Homélie de Mgr Michel Aupetit - Messe de confirmation d’adultes à Saint-Sulpice
Saint-Sulpice (6e) - Samedi 23 novembre 2019
– En la solennité du Christ, Roi de l’Univers
- 2 S 5, 1-3 ; Ps 121 (122), 1-2, 3-4, 5-6 ; Col 1, 12-20 ; Lc 23, 35-43
Si je vous demande de me citer un roi, vous allez chercher dans vos souvenirs des cours d’histoire : Saint-Louis, Louis XIV, Charles Quint, Elizabeth II et d’autres encore sans doute. Tous règnent sur un territoire particulier : ils sont roi de France, roi d’Angleterre, roi d’Espagne. Aujourd’hui nous fêtons le Christ, roi de l’univers. C’est grand, c’est immense, l’univers. Il faut comprendre que Jésus ne règne pas sur un territoire qu’il faut défendre et protéger, car l’univers ce n’est pas seulement la terre, c’est l’ensemble du monde créé.

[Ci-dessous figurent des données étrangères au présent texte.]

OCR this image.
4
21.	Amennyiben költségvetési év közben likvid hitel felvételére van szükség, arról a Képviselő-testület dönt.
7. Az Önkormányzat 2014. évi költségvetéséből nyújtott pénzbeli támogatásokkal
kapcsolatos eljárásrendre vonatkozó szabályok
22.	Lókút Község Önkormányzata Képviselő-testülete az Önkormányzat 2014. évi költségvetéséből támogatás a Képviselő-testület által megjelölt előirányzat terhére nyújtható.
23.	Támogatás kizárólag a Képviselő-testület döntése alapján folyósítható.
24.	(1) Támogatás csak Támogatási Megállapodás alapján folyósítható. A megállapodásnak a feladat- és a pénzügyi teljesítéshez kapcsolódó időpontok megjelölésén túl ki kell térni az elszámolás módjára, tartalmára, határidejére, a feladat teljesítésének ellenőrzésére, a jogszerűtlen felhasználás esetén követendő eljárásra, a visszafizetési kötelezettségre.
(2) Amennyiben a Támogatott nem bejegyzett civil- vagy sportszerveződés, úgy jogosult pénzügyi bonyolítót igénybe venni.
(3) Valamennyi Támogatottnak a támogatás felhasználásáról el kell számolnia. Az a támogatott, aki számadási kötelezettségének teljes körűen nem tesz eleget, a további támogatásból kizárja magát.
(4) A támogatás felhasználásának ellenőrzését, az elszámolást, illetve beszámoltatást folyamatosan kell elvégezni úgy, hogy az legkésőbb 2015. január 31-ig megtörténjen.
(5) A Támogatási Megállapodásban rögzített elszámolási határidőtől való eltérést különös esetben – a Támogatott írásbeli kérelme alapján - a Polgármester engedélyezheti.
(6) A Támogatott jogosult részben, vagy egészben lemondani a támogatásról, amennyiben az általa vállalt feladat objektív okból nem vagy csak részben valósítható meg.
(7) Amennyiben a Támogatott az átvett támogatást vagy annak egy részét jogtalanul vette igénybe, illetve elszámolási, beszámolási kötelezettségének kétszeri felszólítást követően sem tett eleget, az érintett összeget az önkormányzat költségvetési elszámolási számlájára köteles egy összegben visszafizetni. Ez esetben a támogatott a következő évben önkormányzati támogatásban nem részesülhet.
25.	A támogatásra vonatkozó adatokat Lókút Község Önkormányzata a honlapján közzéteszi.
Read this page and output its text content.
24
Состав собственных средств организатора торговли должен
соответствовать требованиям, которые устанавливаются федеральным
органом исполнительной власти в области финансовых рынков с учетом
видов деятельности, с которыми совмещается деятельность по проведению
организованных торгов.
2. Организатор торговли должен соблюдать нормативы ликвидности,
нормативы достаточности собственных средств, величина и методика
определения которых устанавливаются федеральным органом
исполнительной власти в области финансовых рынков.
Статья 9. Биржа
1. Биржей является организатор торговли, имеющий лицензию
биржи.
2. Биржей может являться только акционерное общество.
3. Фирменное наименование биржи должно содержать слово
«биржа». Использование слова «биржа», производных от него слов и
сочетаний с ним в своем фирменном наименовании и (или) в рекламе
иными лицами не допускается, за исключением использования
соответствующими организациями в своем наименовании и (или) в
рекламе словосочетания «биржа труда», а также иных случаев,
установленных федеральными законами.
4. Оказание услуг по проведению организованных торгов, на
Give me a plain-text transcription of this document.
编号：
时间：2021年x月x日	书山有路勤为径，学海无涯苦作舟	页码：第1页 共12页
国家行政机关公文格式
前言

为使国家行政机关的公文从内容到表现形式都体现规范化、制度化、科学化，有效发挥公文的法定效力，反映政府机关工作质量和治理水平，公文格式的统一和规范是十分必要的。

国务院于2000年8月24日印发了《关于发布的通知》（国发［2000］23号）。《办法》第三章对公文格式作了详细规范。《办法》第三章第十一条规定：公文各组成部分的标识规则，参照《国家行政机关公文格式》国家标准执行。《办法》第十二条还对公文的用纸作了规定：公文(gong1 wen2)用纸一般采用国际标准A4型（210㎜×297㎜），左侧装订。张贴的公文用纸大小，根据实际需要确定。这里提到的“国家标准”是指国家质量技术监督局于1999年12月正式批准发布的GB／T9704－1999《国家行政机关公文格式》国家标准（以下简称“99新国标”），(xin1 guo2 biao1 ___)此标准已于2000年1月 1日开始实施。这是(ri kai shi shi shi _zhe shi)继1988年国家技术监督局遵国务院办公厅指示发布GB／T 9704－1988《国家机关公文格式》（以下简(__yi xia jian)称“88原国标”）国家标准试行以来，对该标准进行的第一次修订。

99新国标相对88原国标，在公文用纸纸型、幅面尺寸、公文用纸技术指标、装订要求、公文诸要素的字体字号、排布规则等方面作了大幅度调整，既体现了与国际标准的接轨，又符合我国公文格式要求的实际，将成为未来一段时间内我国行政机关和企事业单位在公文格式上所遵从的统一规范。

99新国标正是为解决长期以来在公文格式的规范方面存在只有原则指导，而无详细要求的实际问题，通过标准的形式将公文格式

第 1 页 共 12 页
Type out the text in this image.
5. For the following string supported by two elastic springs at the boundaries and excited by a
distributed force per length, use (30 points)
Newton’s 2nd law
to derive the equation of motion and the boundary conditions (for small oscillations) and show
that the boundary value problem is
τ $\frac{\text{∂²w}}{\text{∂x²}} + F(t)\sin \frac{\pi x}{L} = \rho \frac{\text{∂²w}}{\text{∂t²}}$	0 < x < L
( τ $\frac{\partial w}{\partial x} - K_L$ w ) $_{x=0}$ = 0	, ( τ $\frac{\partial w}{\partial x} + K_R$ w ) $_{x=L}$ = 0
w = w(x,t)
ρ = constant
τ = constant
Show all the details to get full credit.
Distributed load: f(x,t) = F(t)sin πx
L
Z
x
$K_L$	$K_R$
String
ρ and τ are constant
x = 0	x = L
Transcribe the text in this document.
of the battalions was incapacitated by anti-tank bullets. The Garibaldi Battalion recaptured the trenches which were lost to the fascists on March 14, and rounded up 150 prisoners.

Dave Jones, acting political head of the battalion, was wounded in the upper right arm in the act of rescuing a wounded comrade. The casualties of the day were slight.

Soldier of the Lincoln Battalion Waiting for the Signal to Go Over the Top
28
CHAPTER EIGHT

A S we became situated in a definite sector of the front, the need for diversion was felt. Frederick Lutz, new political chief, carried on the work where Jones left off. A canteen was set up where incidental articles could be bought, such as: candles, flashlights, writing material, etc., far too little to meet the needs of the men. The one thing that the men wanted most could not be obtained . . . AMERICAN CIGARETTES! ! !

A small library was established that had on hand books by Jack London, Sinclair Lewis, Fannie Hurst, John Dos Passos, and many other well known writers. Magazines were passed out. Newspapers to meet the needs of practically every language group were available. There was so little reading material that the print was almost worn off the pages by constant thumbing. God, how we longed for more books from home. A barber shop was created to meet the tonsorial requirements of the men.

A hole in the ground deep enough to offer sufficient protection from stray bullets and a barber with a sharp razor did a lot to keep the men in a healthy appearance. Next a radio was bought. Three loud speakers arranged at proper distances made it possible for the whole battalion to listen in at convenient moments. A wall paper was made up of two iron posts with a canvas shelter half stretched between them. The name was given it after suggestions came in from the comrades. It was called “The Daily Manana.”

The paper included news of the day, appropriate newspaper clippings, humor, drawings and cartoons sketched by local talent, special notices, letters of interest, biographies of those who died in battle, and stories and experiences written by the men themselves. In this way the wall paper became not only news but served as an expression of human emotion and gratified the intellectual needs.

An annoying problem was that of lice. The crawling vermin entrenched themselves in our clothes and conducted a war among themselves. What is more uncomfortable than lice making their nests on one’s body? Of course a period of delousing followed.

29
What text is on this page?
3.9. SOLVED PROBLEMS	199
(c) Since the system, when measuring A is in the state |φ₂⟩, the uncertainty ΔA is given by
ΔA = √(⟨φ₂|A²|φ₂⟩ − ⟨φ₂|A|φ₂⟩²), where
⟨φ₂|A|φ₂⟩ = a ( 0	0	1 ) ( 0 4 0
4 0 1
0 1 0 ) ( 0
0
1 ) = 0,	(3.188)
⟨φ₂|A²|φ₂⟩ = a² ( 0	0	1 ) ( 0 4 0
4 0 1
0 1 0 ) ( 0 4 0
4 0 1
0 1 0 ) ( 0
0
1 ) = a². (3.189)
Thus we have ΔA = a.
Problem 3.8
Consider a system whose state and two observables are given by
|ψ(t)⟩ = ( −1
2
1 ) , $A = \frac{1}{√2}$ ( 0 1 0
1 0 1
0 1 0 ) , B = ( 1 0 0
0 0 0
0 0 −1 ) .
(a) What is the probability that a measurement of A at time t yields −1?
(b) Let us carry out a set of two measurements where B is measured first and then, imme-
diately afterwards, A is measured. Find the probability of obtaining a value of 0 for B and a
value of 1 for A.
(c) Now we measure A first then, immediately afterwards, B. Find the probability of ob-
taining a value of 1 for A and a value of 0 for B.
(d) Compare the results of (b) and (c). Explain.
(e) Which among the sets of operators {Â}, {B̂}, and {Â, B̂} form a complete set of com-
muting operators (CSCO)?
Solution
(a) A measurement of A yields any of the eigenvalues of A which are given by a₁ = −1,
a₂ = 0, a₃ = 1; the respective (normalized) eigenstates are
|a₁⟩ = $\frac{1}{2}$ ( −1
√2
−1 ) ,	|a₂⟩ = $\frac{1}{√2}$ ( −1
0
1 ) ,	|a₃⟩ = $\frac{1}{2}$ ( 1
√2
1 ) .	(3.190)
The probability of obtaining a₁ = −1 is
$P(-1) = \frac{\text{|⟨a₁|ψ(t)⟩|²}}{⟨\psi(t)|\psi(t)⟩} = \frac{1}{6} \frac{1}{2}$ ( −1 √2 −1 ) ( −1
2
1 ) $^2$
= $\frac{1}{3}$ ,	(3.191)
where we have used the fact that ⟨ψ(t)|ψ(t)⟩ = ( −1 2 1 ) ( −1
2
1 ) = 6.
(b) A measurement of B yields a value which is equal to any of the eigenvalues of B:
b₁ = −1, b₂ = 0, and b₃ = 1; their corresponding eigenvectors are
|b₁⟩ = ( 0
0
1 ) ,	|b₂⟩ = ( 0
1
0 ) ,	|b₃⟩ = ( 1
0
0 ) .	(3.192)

Pas seulement le monde matériel que nous explorons avec nos télescopes, nos satellites, mais aussi le monde immatériel qui échappe à nos sens : « Il est l’image du Dieu invisible, le premier-né avant toute créature : en lui, tout fut créé, dans le ciel et sur la terre. Les êtres visibles et invisibles, puissance, principautés, souveraineté, domination, tout est créée par lui pour lui. Il est avant toute chose et tout subsiste en lui » (Col 1, 15-17). Donc, sa royauté n’est pas attachée à un territoire comme il le dit lui-même : « Mon royaume n’est pas de ce monde » (Jn 18,36).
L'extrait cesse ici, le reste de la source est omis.